Abstract. Expected increases in interannual precipitation variability due to climate change will lead to increases in the variability of primary production, with potentially important consequences for natural resource management. Previous work has suggested that various biotic and abiotic processes might amplify or buffer variation in production in response to variation in precipitation. In particular, production to rain variability ratios (PRVR), the coefficient of variation of production divided by the coefficient of variation of precipitation, indicate that production is often relatively more variable than precipitation. We used 37 long-term data sets from grasslands across the globe to test how future increases in precipitation variability might alter the variability of aboveground net primary production (ANPP).

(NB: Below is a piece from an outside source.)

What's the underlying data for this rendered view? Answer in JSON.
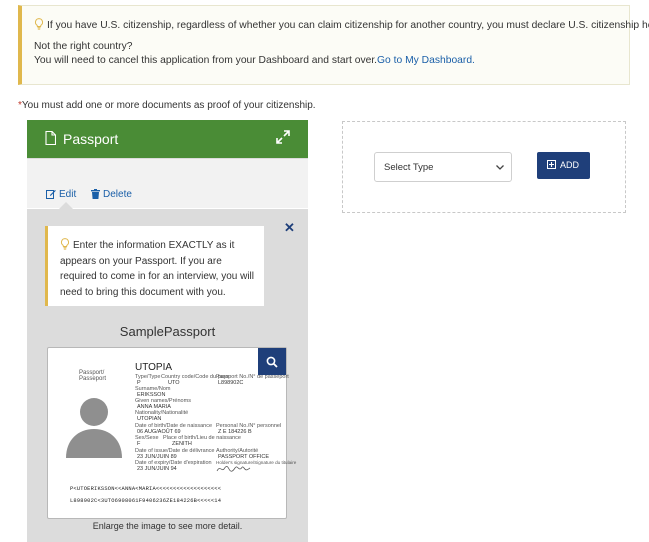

We demonstrate that PRVR is not a useful metric: it is predicted by a site's precipitation-production relationship and a PRVR greater than 1 need not imply that increases in the variability of ANPP will be disproportionately greater than increases in precipitation variability. Instead, it is the form of the precipitation-ANPP relationship that determines how increases in precipitation variability will impact ANPP variability. We fit linear, lag effect, and nonlinear precipitation-ANPP relationships to each data set. At most sites, the precipitation-ANPP relationship is weakly nonlinear, though the lag effect model, incorporating previous year ANPP, performed best at several sites. To test whether the three models project differences in the response of ANPP to future increases in precipitation variability, we directly perturbed the observed precipitation time series and quantified the results of this perturbation on ANPP variability. Under simple linear or lag effect models, relative increases in ANPP variability were always equal to the relative increases in precipitation variability. When we modeled ANPP as a nonlinear, saturating function of precipitation, projected increases in ANPP variability were disproportionately high, with production dropping more in dry years than it increases in wet years. In six cases, increases in ANPP variability were twice as large as increases in precipitation variability. Based on Akaike model weights, a 5% increase in precipitation variability would cause a 6.3% increase in ANPP variability on average.